Такое занятное сочетание уменьшительного имени с отчеством я воспринял сперва как шутку Асмик, но она объяснила мне, что в Армении такая форма давно узаконена.
– И что же сделал двоюродный брат?
– Что он мог сделать – страшно подумать. У него есть близкий друг Авасетик, мастер спорта и чемпион по штанге. Они клялись, что приедут в Баку, чтоб рассчитаться за честь сестры.
– Но честь, как я понял, не пострадала?
Сирануш загадочно усмехнулась.
– Допустим. Но Гриша Амбарцумович смотрит со своей колокольни, – голос скрипачки звучал как флейта. – Достаточно, что меня коснулись. Это не человек, а порох!

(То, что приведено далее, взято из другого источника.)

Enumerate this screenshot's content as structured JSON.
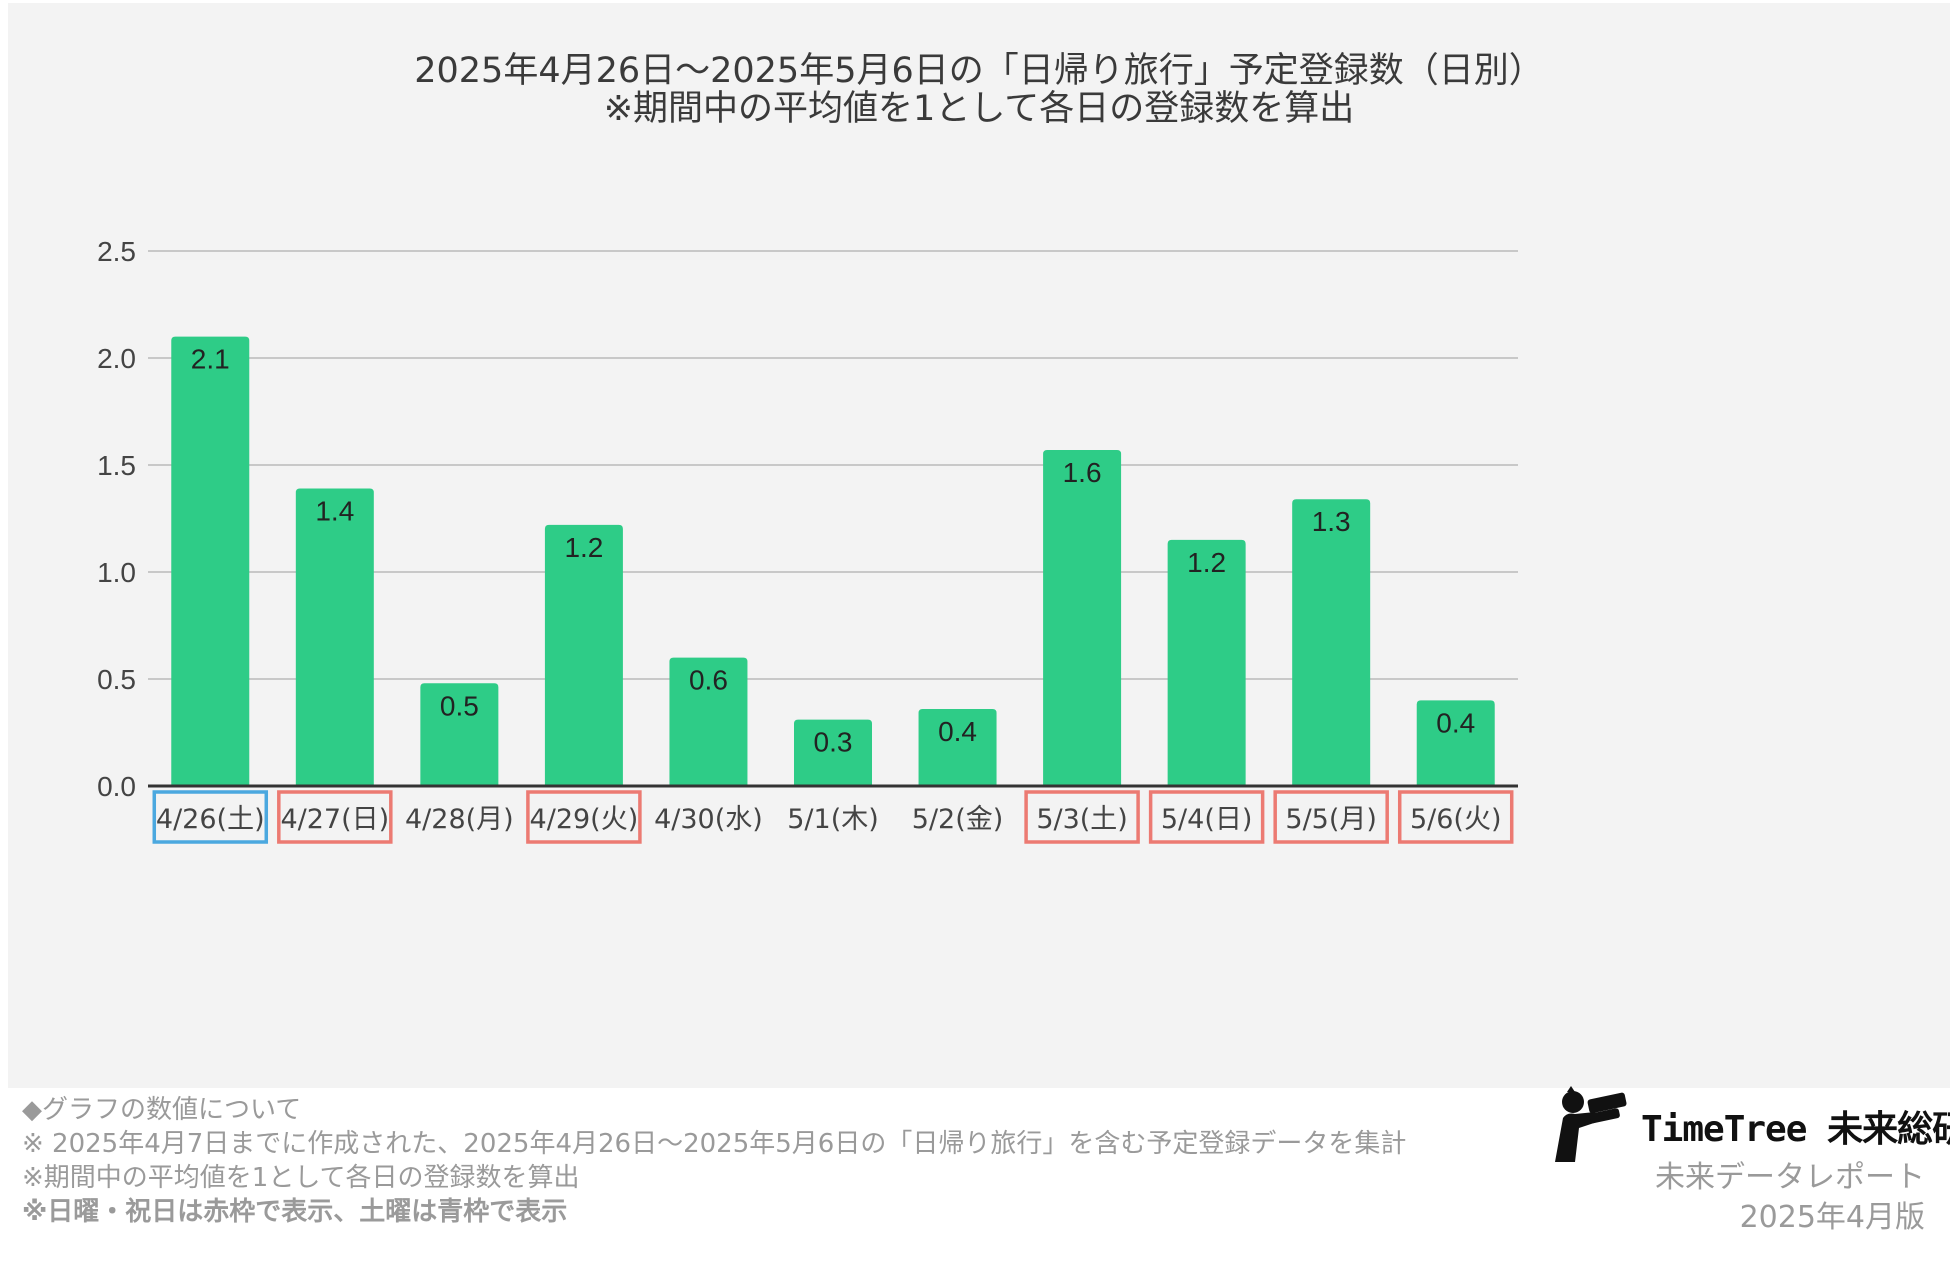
{
  "chart_data": {
    "type": "bar",
    "title": "2025年4月26日〜2025年5月6日の「日帰り旅行」予定登録数（日別）",
    "subtitle": "※期間中の平均値を1として各日の登録数を算出",
    "categories": [
      "4/26(土)",
      "4/27(日)",
      "4/28(月)",
      "4/29(火)",
      "4/30(水)",
      "5/1(木)",
      "5/2(金)",
      "5/3(土)",
      "5/4(日)",
      "5/5(月)",
      "5/6(火)"
    ],
    "values": [
      2.1,
      1.39,
      0.48,
      1.22,
      0.6,
      0.31,
      0.36,
      1.57,
      1.15,
      1.34,
      0.4
    ],
    "data_labels": [
      "2.1",
      "1.4",
      "0.5",
      "1.2",
      "0.6",
      "0.3",
      "0.4",
      "1.6",
      "1.2",
      "1.3",
      "0.4"
    ],
    "category_frames": [
      "saturday",
      "holiday",
      "none",
      "holiday",
      "none",
      "none",
      "none",
      "holiday",
      "holiday",
      "holiday",
      "holiday"
    ],
    "yticks": [
      "0.0",
      "0.5",
      "1.0",
      "1.5",
      "2.0",
      "2.5"
    ],
    "ytick_values": [
      0,
      0.5,
      1.0,
      1.5,
      2.0,
      2.5
    ],
    "ylim": [
      0,
      2.5
    ],
    "xlabel": "",
    "ylabel": "",
    "grid": true,
    "colors": {
      "bar": "#2ecc87",
      "grid": "#c8c8c8",
      "axis": "#333333",
      "holiday_frame": "#ec7a72",
      "saturday_frame": "#4ba8df",
      "label": "#222222",
      "tick": "#444444"
    }
  },
  "notes": {
    "heading": "◆グラフの数値について",
    "line1": "※ 2025年4月7日までに作成された、2025年4月26日〜2025年5月6日の「日帰り旅行」を含む予定登録データを集計",
    "line2": "※期間中の平均値を1として各日の登録数を算出",
    "line3": "※日曜・祝日は赤枠で表示、土曜は青枠で表示"
  },
  "brand": {
    "name": "TimeTree 未来総研",
    "subtitle": "未来データレポート",
    "edition": "2025年4月版",
    "logo_icon": "person-with-binoculars-icon"
  }
}
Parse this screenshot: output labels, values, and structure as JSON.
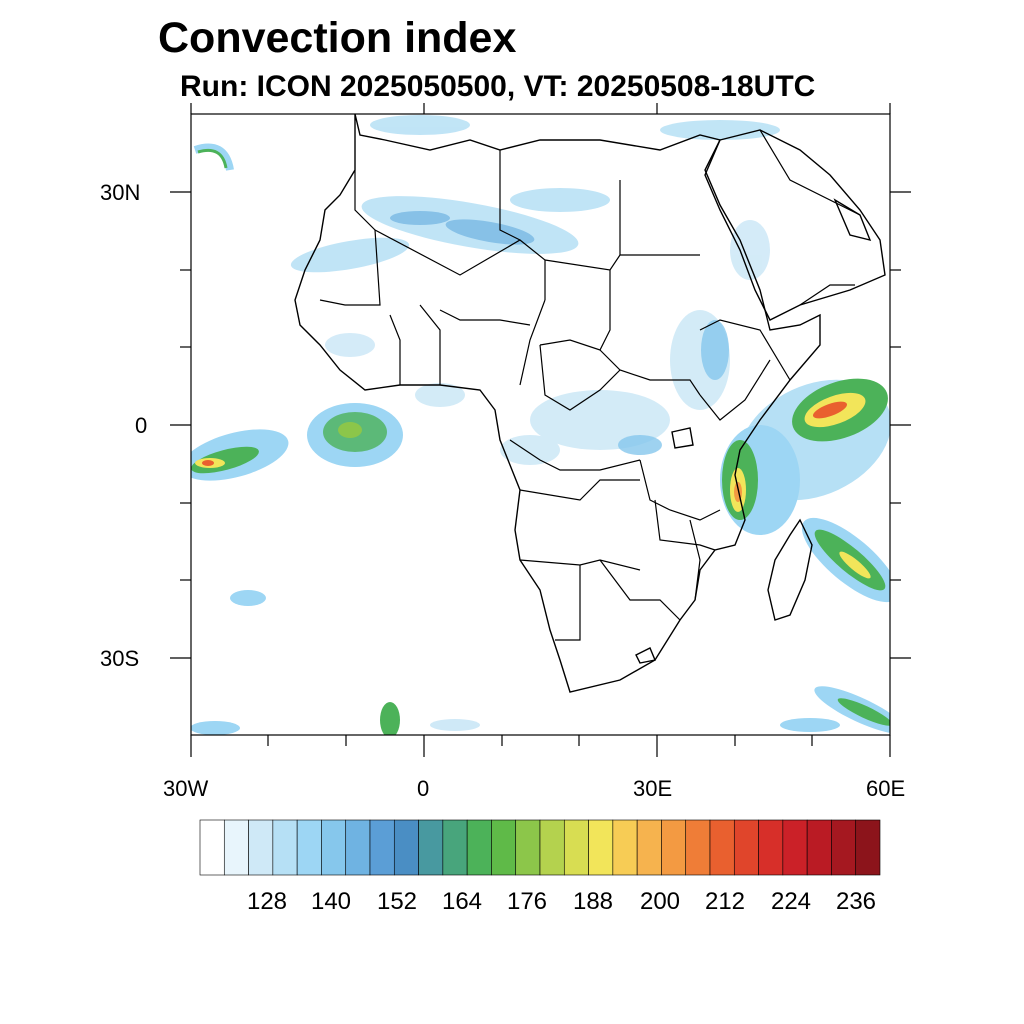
{
  "title": "Convection index",
  "subtitle": "Run: ICON 2025050500,  VT: 20250508-18UTC",
  "y_axis_labels": [
    "30N",
    "0",
    "30S"
  ],
  "x_axis_labels": [
    "30W",
    "0",
    "30E",
    "60E"
  ],
  "colorbar": {
    "labels": [
      "128",
      "140",
      "152",
      "164",
      "176",
      "188",
      "200",
      "212",
      "224",
      "236"
    ],
    "colors": [
      "#ffffff",
      "#e8f5fc",
      "#cfe9f7",
      "#b6e0f5",
      "#9dd6f4",
      "#86c7ec",
      "#6fb3e2",
      "#5b9ed6",
      "#4a8ec4",
      "#4899a0",
      "#48a57c",
      "#4cb259",
      "#5fba48",
      "#8cc64a",
      "#b4d24e",
      "#d8dd52",
      "#f2e55a",
      "#f7cc55",
      "#f6b34e",
      "#f39a42",
      "#ef7d37",
      "#e9602f",
      "#e0452b",
      "#d72f29",
      "#cb2128",
      "#ba1b24",
      "#a51820",
      "#8c141b"
    ]
  }
}
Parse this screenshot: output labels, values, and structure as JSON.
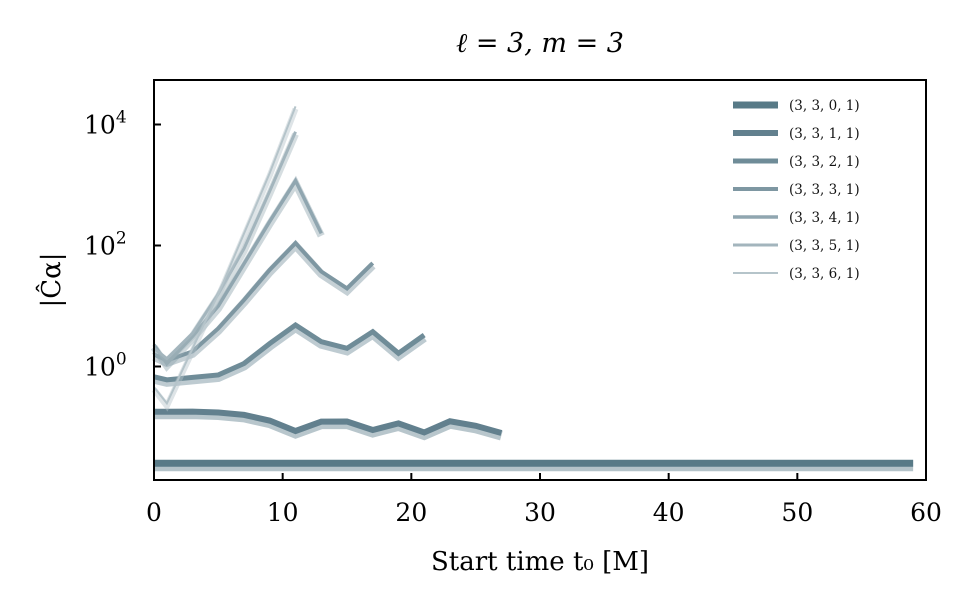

– Если бы вы его увидели! – Асмик даже воздела к небу полные мучнистые длани. – Красавец! Талия как у девушки. Размер ноги у него тридцать восемь.
Я сказал:
– Интересно было б взглянуть.
Сирануш бархатно улыбнулась и благосклонно пообещала:
– Когда он появится в Москве, я вас обязательно познакомлю.
Финальный аккорд, венец застолья! – пышная Асмик сварила нам кофе, а Сирануш принесла бананы (они были редкостью в Москве) и крутобокие гранаты. Отхлебывая из фарфоровой чашечки огненное густое зелье, она ввела меня в суть проблемы.
Из Лондона ей привезли концерт (не то Сибелиуса, не то Бриттена – я сразу забыл, окрестив для себя автора сонаты Бретелиусом по ассоциации с бретелькой – у каждого из нас свои образы). Она сделала собственную редакцию, которую и вручила однажды по легкомыслию и легковерию одному предприимчивому коллеге. Спустя довольно солидный срок этот честолюбивый малый издал сонату в своей редакции, но эта редакция ничем, ни-чем (гром и молния!) не отличалась от редакции Сирануш.
– Мои штрихи! – восклицала она. Ее смиренные очеса, тихо мерцавшие под ресницами, непримиримо заполыхали. – Моя каденция! И аппликатура – тоже моя! Какое бесстыдство!
– Вор! Негодяй! Грязный подлец! – бешено выкрикнула Асмик.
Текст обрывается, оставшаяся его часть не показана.